Après l’avènement de la bossa-nova, la musique brésilienne ne sera plus tout à fait la même, mais les lendemains de sa consécration mondiale sont difficiles. Le 31 mars 1964, un coup d’Etat militaire installe une dictature qui durera vingt ans. Mais le peuple brésilien est musicien et la bossa est une nouvelle carte dans ses mains. Son balancement à contretemps et sa douceur trouvent sa place dans tous les répertoires. Sergio Mendes, Marcos Valle ou Jorge Benjor se sont d’abord fait connaître en pratiquant la bossa-nova, à laquelle ils ont été plus ou moins fidèles tout au long de leur carrière, tandis que d’autres ont développé des liens plus étroits avec ce style et ses créateurs.

En 1968, Caetano Veloso, Gilberto Gil, Gal Costa, Tom Zé et le groupe Os Mutantes, animent le mouvement Tropicalia, qui transpose au Brésil le vent de liberté insufflé par le Flower Power occidental. Dans sa chanson manifeste, du même nom, Veloso rend hommage au carnaval, à Carmen Miranda et à la bossa. Veloso, comme Gil et de nombreux musiciens de leur génération, estiment que la découverte de la bossa fut déterminante pour leurs carrières. João Gilberto, originaire de Salvador de Bahia, comme eux, est un père spirituel. Ce dernier accepte cette filiation et interprète, pour la première fois en 1973, des compositions de Gil et Veloso sur son album João. En 1981, Gil, Veloso et sa sœur Maria Bethania l’entraînent en studio pour réaliser Brasil.

Chico Buarque e Tom Jobim conversando sobre a bossa e questoes gerais

Gab Martins

En 2014, Gilberto Gil sort Gilbertos Sambas, composé de chansons puisées dans le répertoire du maître bahianais. Chico Buarque, la star de la MPB (musique populaire brésilienne), devient le beau-frère de João Gilberto lorsque ce dernier épouse sa sœur Heloísa Maria Buarque de Hollanda dite Miucha en 1965, mais c’est avec Tom Jobim qu’il collabore. En 1968, leur chanson Sabia, critique déguisée de la dictature, obtient le premier prix au concours international de la chanson, ce qui assoit sa carrière. L’un de ses sommets unanimement reconnu est l’album de 1971, Construção. Sorti alors qu’il vit en exil à Rome, ce disque est produit par Roberto Menescal et comporte quatre chansons écrites avec Vinicius de Moraes, dont une en collaboration avec Tom Jobim, également crédité dans la liste des musiciens.

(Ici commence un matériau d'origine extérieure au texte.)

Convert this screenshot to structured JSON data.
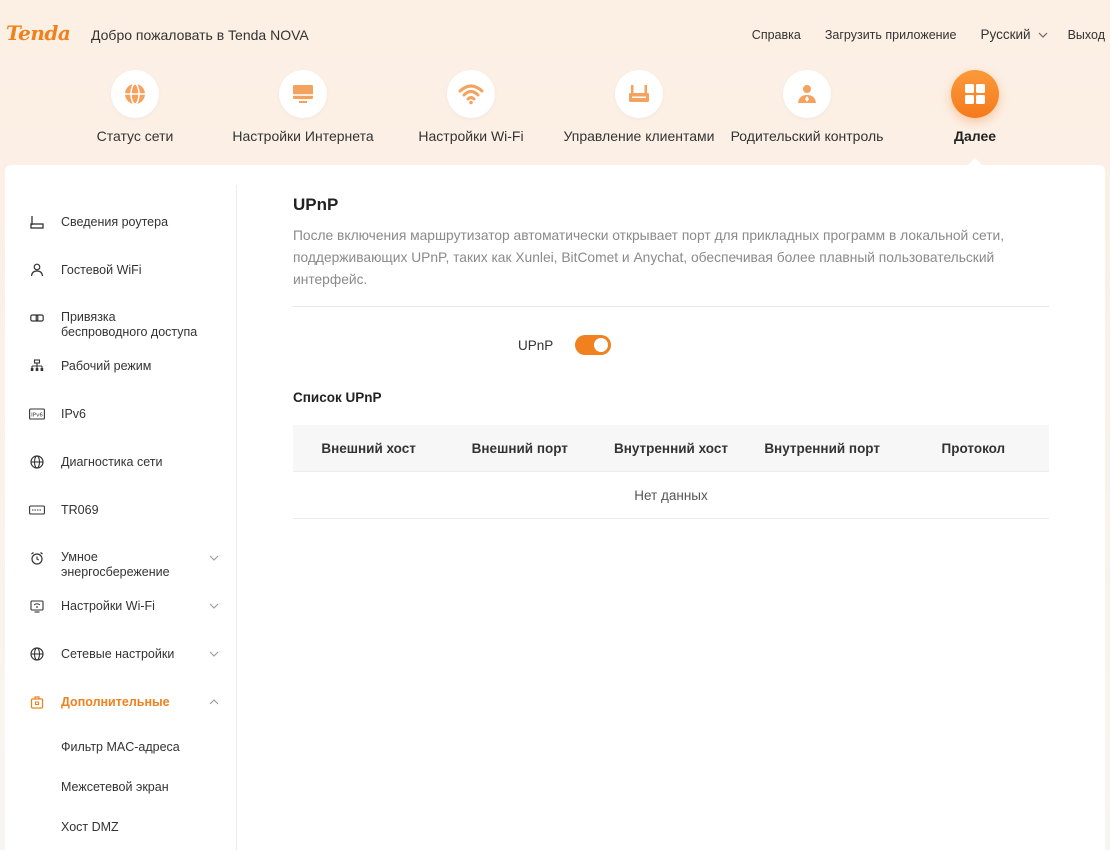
{
  "header": {
    "logo": "Tenda",
    "welcome": "Добро пожаловать в Tenda NOVA",
    "help": "Справка",
    "download_app": "Загрузить приложение",
    "language": "Русский",
    "logout": "Выход"
  },
  "nav": {
    "items": [
      {
        "label": "Статус сети",
        "icon": "globe-icon"
      },
      {
        "label": "Настройки Интернета",
        "icon": "internet-monitor-icon"
      },
      {
        "label": "Настройки Wi-Fi",
        "icon": "wifi-icon"
      },
      {
        "label": "Управление клиентами",
        "icon": "router-clients-icon"
      },
      {
        "label": "Родительский контроль",
        "icon": "parental-control-icon"
      },
      {
        "label": "Далее",
        "icon": "grid-more-icon"
      }
    ],
    "active_index": 5
  },
  "sidebar": {
    "items": [
      {
        "label": "Сведения роутера",
        "icon": "router-info-icon"
      },
      {
        "label": "Гостевой WiFi",
        "icon": "guest-user-icon"
      },
      {
        "label": "Привязка",
        "label2": "беспроводного доступа",
        "icon": "link-icon"
      },
      {
        "label": "Рабочий режим",
        "icon": "network-tree-icon"
      },
      {
        "label": "IPv6",
        "icon": "ipv6-icon"
      },
      {
        "label": "Диагностика сети",
        "icon": "globe-icon"
      },
      {
        "label": "TR069",
        "icon": "tr069-icon"
      },
      {
        "label": "Умное",
        "label2": "энергосбережение",
        "icon": "alarm-clock-icon",
        "expandable": true
      },
      {
        "label": "Настройки Wi-Fi",
        "icon": "wifi-settings-icon",
        "expandable": true
      },
      {
        "label": "Сетевые настройки",
        "icon": "globe-icon",
        "expandable": true
      },
      {
        "label": "Дополнительные",
        "icon": "toolbox-icon",
        "expandable": true,
        "expanded": true
      }
    ],
    "sub_items": [
      "Фильтр MAC-адреса",
      "Межсетевой экран",
      "Хост DMZ"
    ]
  },
  "main": {
    "title": "UPnP",
    "description": "После включения маршрутизатор автоматически открывает порт для прикладных программ в локальной сети, поддерживающих UPnP, таких как Xunlei, BitComet и Anychat, обеспечивая более плавный пользовательский интерфейс.",
    "toggle_label": "UPnP",
    "toggle_on": true,
    "list_title": "Список UPnP",
    "table": {
      "columns": [
        "Внешний хост",
        "Внешний порт",
        "Внутренний хост",
        "Внутренний порт",
        "Протокол"
      ],
      "rows": [],
      "empty_text": "Нет данных"
    }
  },
  "colors": {
    "accent": "#f0811e",
    "text": "#333333",
    "muted": "#8a8a8a"
  }
}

Jusqu’à la fin de sa vie en 1980, Vinicius de Moraes a composé des chansons, trouvant auprès du guitariste Toquinho un collaborateur de choix. Jobim sera actif jusqu’à son dernier souffle en 1994. Il enregistre et donne des concerts à travers le monde avec le groupe Nova Banda composé de sa femme, ses enfants, ceux de Dorival Caymmi et du couple Morelenbaum, Paula au chant et Jaques au violoncelle. En 1999, la ville de Rio donne son nom à son aéroport. En 2001, les époux Morelenbaum s’associent avec Ryuichi Sakamoto pour enregistrer, en partie dans la maison de Jobim, l’album hommage Casa.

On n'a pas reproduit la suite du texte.